«Идите», — хотела сказать Мила, но вместо этого оттолкнула протянутые к ней руки. Высоко над ними раскачивалась незапертая дверь, с глухим стуком ударяясь о косяк. Мила поднималась по ступеням, и стены со скрипом сдвигались вокруг нее, выпуская струи влажной известки. А дверь все раскачивалась, выстукивая сбивающийся ритм: тук-тук, тук-тук… тук…
Из квартиры дохнуло неотвратимой пустотой, и Мила заплакала. Она опустилась на колени, поползла через порог и так же, не поднимая головы, в комнату, длинную и узкую, точно гроб. Не раздеваясь, Мила забралась под одеяло. Холодные кремовые стены сдвинулись еще теснее, потолок опустился почти к самому ее лицу, и она закрыла глаза и замерла в неподвижности.
Тихими шуршащими шагами в комнату одна за другой вошли старухи и встали рядом.
— Девочка, согрей ты нас, — прошелестела круглолицая, забираясь под одеяло.
От невыносимой тоски и ужаса Миле хотелось завыть, но из онемевшего горла вырвалось только слабое мычание.
— Не плачь, дитятко, не обижу, — ласково произнесла старуха, гладя Милину грудь холодными руками. — Я тебе песенку спою.
И затянула без слов:
— А-а-а… а-а-а… а-а-а…
…И когда мне закрыли глаза, я продолжала все видеть даже лучше, чем прежде.

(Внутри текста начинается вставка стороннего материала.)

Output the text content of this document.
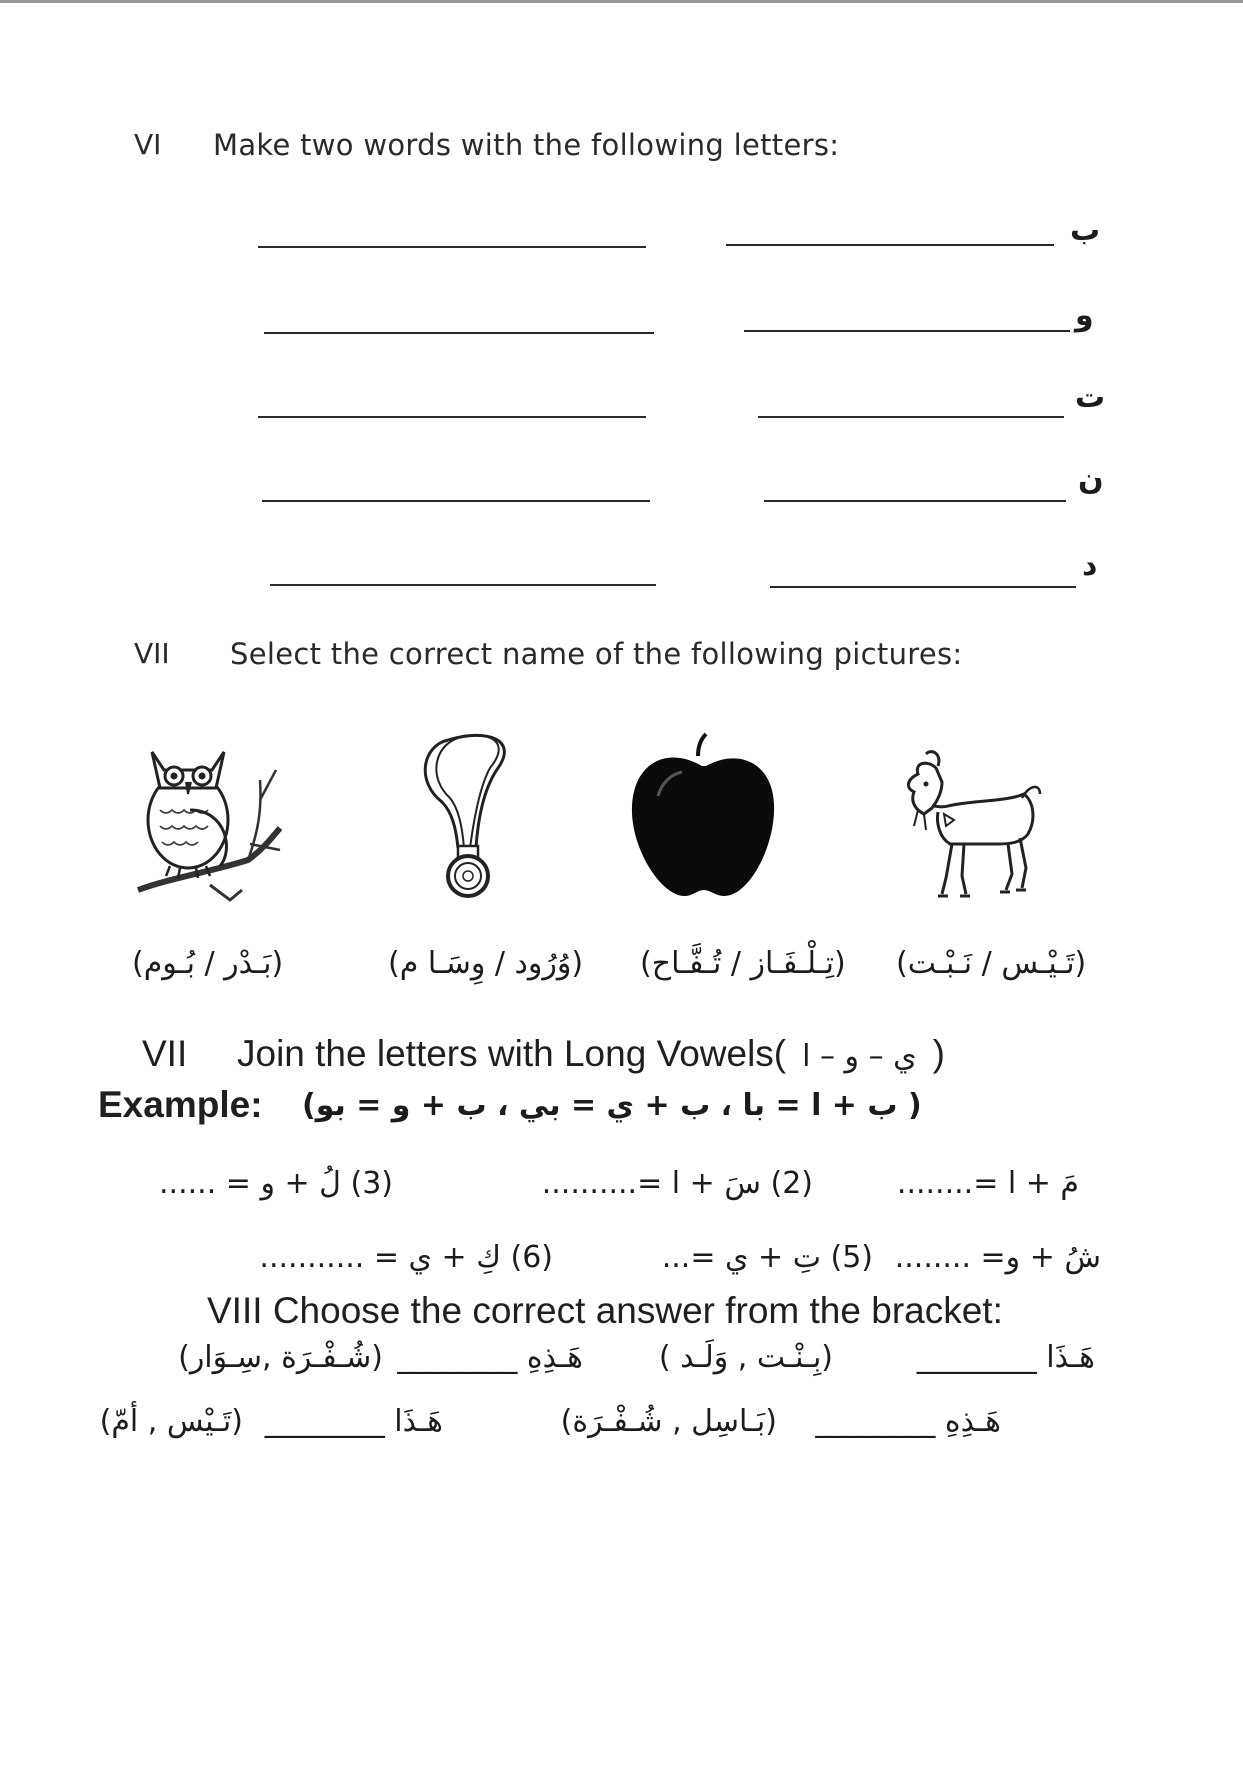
VI Make two words with the following letters:
ب
و
ت
ن
د
VII Select the correct name of the following pictures:
(بَـدْر / بُـوم)	(وُرُود / وِسَـا م) (تِـلْـفَـاز / تُـفَّـاح) (تَـيْـس / نَـبْـت)
VII Join the letters with Long Vowels( ي – و – ا )
Example: ( ب + ا = با ، ب + ي = بي ، ب + و = بو)
مَ + ا =........
(2) سَ + ا =..........
(3) لُ + و = ......
شُ + و= ........
(5) تِ + ي =...
(6) كِ + ي = ...........
VIII Choose the correct answer from the bracket:
هَـذَا ________
(بِـنْـت , وَلَـد )
هَـذِهِ ________
(شُـفْـرَة ,سِـوَار)
هَـذِهِ ________
(بَـاسِل , شُـفْـرَة)
هَـذَا ________
(تَـيْس , أمّ)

И слышать, и ощущать, но не как раньше — по отдельности, а все вместе, будто одним общим чувством. Я слышала, как вокруг ходили люди и говорили шепотом, видела, как незнакомая женщина взяла моего мужа под руку и попыталась увести. Но он молча высвободился и сел в углу, неподвижно глядя перед собой. И хотя он не произнес не слова, я слышала его крик, бьющийся об меня, точно хищная птица:
— Вернись! Не уходи!
Он продолжал звать и тогда, когда надо мной опустили крышку, и гроб понесли в автобус. И потом на кладбище, когда крышку опять сняли, и люди стали подходить по очереди, чтобы со мной попрощаться.

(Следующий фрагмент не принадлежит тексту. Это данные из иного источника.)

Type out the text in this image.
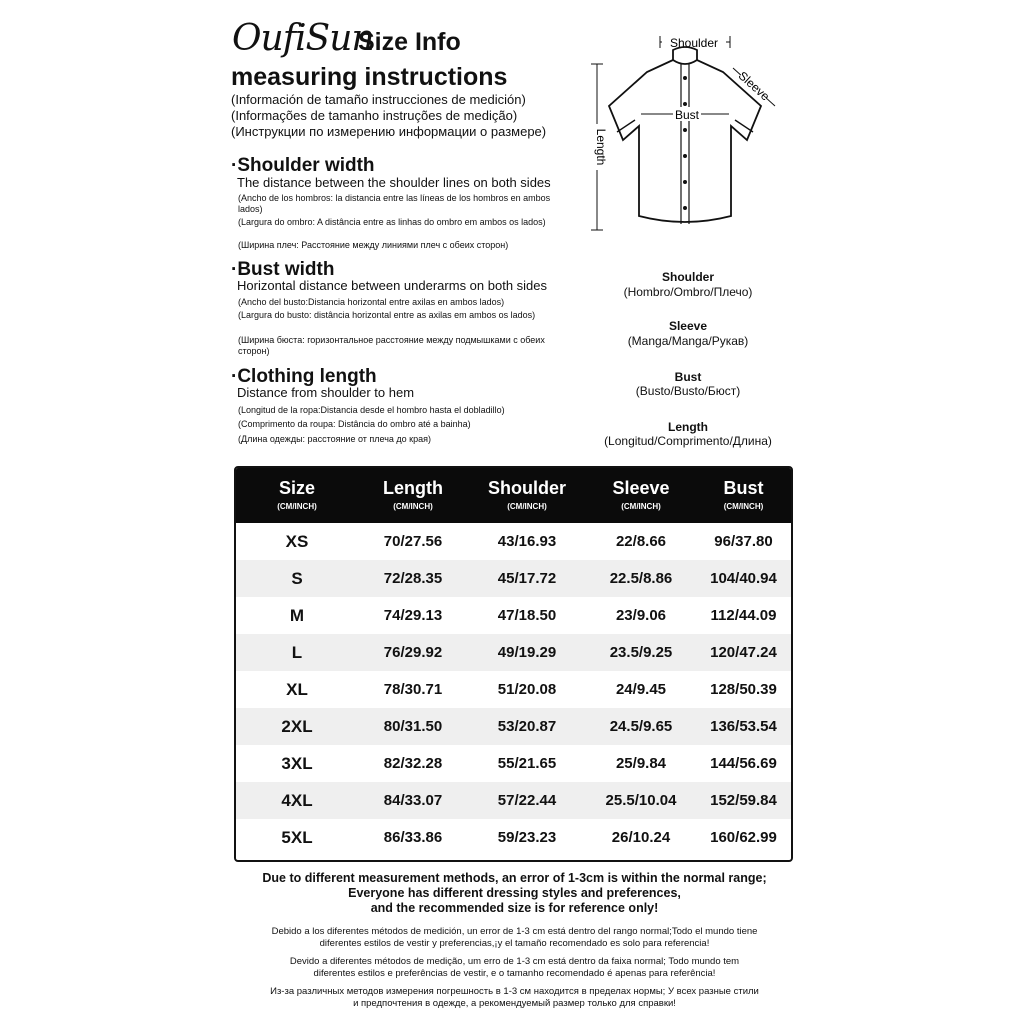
OufiSun
Size Info
measuring instructions
(Información de tamaño instrucciones de medición)
(Informações de tamanho instruções de medição)
(Инструкции по измерению информации о размере)
·Shoulder width
The distance between the shoulder lines on both sides
(Ancho de los hombros: la distancia entre las líneas de los hombros en ambos lados)
(Largura do ombro: A distância entre as linhas do ombro em ambos os lados)
(Ширина плеч: Расстояние между линиями плеч с обеих сторон)
·Bust width
Horizontal distance between underarms on both sides
(Ancho del busto:Distancia horizontal entre axilas en ambos lados)
(Largura do busto: distância horizontal entre as axilas em ambos os lados)
(Ширина бюста: горизонтальное расстояние между подмышками с обеих сторон)
·Clothing length
Distance from shoulder to hem
(Longitud de la ropa:Distancia desde el hombro hasta el dobladillo)
(Comprimento da roupa: Distância do ombro até a bainha)
(Длина одежды: расстояние от плеча до края)
Shoulder
Sleeve
Length
Bust
Shoulder
(Hombro/Ombro/Плечо)
Sleeve
(Manga/Manga/Рукав)
Bust
(Busto/Busto/Бюст)
Length
(Longitud/Comprimento/Длина)
Size
(CM/INCH)
Length
(CM/INCH)
Shoulder
(CM/INCH)
Sleeve
(CM/INCH)
Bust
(CM/INCH)
XS	70/27.56	43/16.93	22/8.66	96/37.80
S	72/28.35	45/17.72	22.5/8.86	104/40.94
M	74/29.13	47/18.50	23/9.06	112/44.09
L	76/29.92	49/19.29	23.5/9.25	120/47.24
XL	78/30.71	51/20.08	24/9.45	128/50.39
2XL	80/31.50	53/20.87	24.5/9.65	136/53.54
3XL	82/32.28	55/21.65	25/9.84	144/56.69
4XL	84/33.07	57/22.44	25.5/10.04	152/59.84
5XL	86/33.86	59/23.23	26/10.24	160/62.99
Due to different measurement methods, an error of 1-3cm is within the normal range;
Everyone has different dressing styles and preferences,
and the recommended size is for reference only!
Debido a los diferentes métodos de medición, un error de 1-3 cm está dentro del rango normal;Todo el mundo tiene
diferentes estilos de vestir y preferencias,¡y el tamaño recomendado es solo para referencia!
Devido a diferentes métodos de medição, um erro de 1-3 cm está dentro da faixa normal; Todo mundo tem
diferentes estilos e preferências de vestir, e o tamanho recomendado é apenas para referência!
Из-за различных методов измерения погрешность в 1-3 см находится в пределах нормы; У всех разные стили
и предпочтения в одежде, а рекомендуемый размер только для справки!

— Вот беда… Такая молодая, а ведь случилось. Паралич, да… Уж три года… Три или четыре? Господи, помилуй… А муж-то, муж, совсем извелся, бедняга… Все надеялся, что она встанет, а ей только хуже… Ох, смотреть больно… Но теперь, слава тебе господи, отмучилась. И ему полегчает, а то ведь три года все только с ней, только для нее… Три или четыре?
И вот крышку опять закрыли, теперь уже навсегда, а я продолжала видеть над собой пронзительную синеву ясного неба, не омраченного ни единой тенью. И еще — пса, рыже-желтого, как та куча земли, у которой он растянулся, блаженно высунув язык. Вот уж кому действительно было все равно, что со мной случилось.
Когда же это произошло? И отчего? Может, я ударилась головой? Или что-то лопнуло во мне в тот дождливый день в тихом кафе, где запах кофе смешался с запахом хлорки? Или хлоркой запахло потом? Не помню… Помню, что упала вдруг и не смогла подняться, и испугалась так сильно, что отзвук этого страха жил во мне даже тогда, когда всякая жизнь ушла. И моим последним словом, когда я глядела на тебя снизу вверх, было:
— Помоги.
Как потом я жалела, что сказала тебе это! Как я жалела тебя, а еще — себя… И вот я слышу твой голос сквозь мерный стук комьев о сосновую крышку, и ничто во мне не откликается… все неподвижно.
Я одна, в тишине, в темноте. Надо мной и вокруг меня земля. Я чувствую ее движение, как будто древнее чудовище шагает через доисторический лес. Я слышу, как шумят ее сердца, как токи пробегают по нервам и сокращаются гигантские мышцы, как воздух пронизывает клетки. Она движется, а я неподвижна. Я лежу в ней, словно в желудке у чудовища, которому нет никакого дела о проглоченном походя куске мяса. Очень скоро она сомкнется вокруг меня, пропитает своими соками, и этот кусок будет поглощен без остатка, как были поглощены другие.
Я не боюсь этого. Страха уже нет. Есть неподвижность, худшее из зол. Но скоро все изменится. Движение земли перейдет в меня, и я уже не буду неподвижна.